Whenever a message comes in, the regular expression defined in match is evaluated, in this case on the value (The key is the name of the metric, the value the actual data). In this case, a value of either `Ein` or `Aus` will trigger this filter.  

If the regex matches, the templates defined in set are evaluated.

* `value`: Allows overriding the value of the metric. In this case, if the value equals `Ein` it becomes `1`, or else if it equals `Aus` it will be `0` (Representation of a `bool` in Prometheus). In case it is neither `Ein` nor `Aus` (which cannot happen, but still), the value becomes the invalid `-1`.

* `key`: The same as value, allows overriding, but this time the key.

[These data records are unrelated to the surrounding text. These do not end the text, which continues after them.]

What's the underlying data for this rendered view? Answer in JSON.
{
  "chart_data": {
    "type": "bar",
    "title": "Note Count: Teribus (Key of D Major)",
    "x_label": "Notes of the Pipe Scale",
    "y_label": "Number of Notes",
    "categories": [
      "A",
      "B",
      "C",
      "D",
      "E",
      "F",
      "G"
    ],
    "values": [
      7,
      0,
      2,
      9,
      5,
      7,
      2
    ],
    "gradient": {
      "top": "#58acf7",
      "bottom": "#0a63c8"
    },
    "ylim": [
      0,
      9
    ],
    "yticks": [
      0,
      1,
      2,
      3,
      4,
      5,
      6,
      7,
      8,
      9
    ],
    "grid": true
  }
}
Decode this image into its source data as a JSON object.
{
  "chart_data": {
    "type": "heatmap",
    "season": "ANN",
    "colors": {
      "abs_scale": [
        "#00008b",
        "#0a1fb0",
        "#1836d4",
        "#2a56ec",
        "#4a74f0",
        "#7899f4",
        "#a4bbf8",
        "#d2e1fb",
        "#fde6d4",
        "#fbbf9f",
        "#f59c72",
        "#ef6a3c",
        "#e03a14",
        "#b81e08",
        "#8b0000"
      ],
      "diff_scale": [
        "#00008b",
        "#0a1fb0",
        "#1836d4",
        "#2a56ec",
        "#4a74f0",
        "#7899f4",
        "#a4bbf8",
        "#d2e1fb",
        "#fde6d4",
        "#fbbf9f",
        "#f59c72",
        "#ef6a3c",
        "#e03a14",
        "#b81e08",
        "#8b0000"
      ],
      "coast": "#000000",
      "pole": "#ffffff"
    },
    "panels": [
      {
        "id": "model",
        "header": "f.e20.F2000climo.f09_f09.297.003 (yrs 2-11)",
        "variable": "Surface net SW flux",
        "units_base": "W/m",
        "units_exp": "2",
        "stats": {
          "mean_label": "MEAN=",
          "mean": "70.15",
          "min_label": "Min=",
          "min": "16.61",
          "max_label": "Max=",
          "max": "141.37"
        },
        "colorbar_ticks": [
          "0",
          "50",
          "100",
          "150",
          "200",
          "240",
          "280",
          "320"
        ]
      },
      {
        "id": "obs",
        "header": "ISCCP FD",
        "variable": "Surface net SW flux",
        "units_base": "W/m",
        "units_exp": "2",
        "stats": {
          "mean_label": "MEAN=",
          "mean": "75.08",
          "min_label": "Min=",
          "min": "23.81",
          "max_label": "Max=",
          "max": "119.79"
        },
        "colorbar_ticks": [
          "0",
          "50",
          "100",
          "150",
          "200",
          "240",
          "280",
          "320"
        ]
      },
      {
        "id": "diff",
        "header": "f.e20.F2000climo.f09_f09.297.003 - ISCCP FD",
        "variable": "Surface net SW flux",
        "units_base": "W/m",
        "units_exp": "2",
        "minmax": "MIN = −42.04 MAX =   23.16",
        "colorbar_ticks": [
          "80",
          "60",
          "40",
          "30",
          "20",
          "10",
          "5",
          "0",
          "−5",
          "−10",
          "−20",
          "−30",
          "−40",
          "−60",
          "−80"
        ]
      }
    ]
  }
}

In this case, the literal `_state` is appended to the key to note it now holds a boolean.

The configuration file `lux.yml` already contains a default set of filters, suitable for the default deployment in Germany **(!)**, it might need adaptions for other locales. PR's are welcome.

## Configuration

**Consider `lux.yml` for the latest configuration options!**

Example:

```yaml

address: 192.168.1.100

verbose: false

mutes:

  - domain: "ablaufzeiten"

    field: "wp-seit|ssp-zeit"

filters:

  # Make bools to bools

  - match:

      value: Ein|Aus

    set:

      value: '{{$v := "-1"}} {{if (eq . "Ein")}} {{$v = "1"}} {{else}} {{$v = "0"}} {{end}} {{$d := di

ct "value" $v}} {{toJson $d}}'

      key: '{{if regexMatch "_state" . }} {{.}} {{else}} {{.}}_state {{end}}'

```

| Key       | Purpose                                                      | Example                                            |

|-----------|--------------------------------------------------------------|----------------------------------------------------|

| `address` | IP or hostname of the heatpump                               | `192.168.1.100`                                    |

| `verbose` | Debug logging                                                | `true` / `false`                                   |

| `mutes`   | Array of metrics to be excluded from logs (reduce verbosity) | `[{"domain": "ablaufzeiten", "field": "wp-seit"}]` |

| `filters` | Array of filters                                             | See above                                          |

## Security

Using this piece of software, it is quite simple to make `luxtronik2` secure:

1. Prevent access to the "real" luxtronik for all but a single host

    1. using a firewall (pfSense, iptables, etc.)

    2. using any single-purpose computer (e.g. Raspberry Pi): Connect the heatpump directly to the Ethernet port of the Pi and set up static IP's on both devices. The heatpump is only available on the Pi now.

2. Run this exporter on the single host that has access

3. Voila! No secrets to be leaked, only a single HTTP endpoint with the metrics, ready to be scraped!

4. *Optional:* If needed, a reverse proxy (e.g. `nginx`) could be used to setup authentication in a secure manner and especially encryption using `TLS`-termination

This setup is secure by design, as it has a nearly no attack vector when used with `TLS`. Furthermore, it only uses widely trusted, standard protocols (`HTTP(s)`).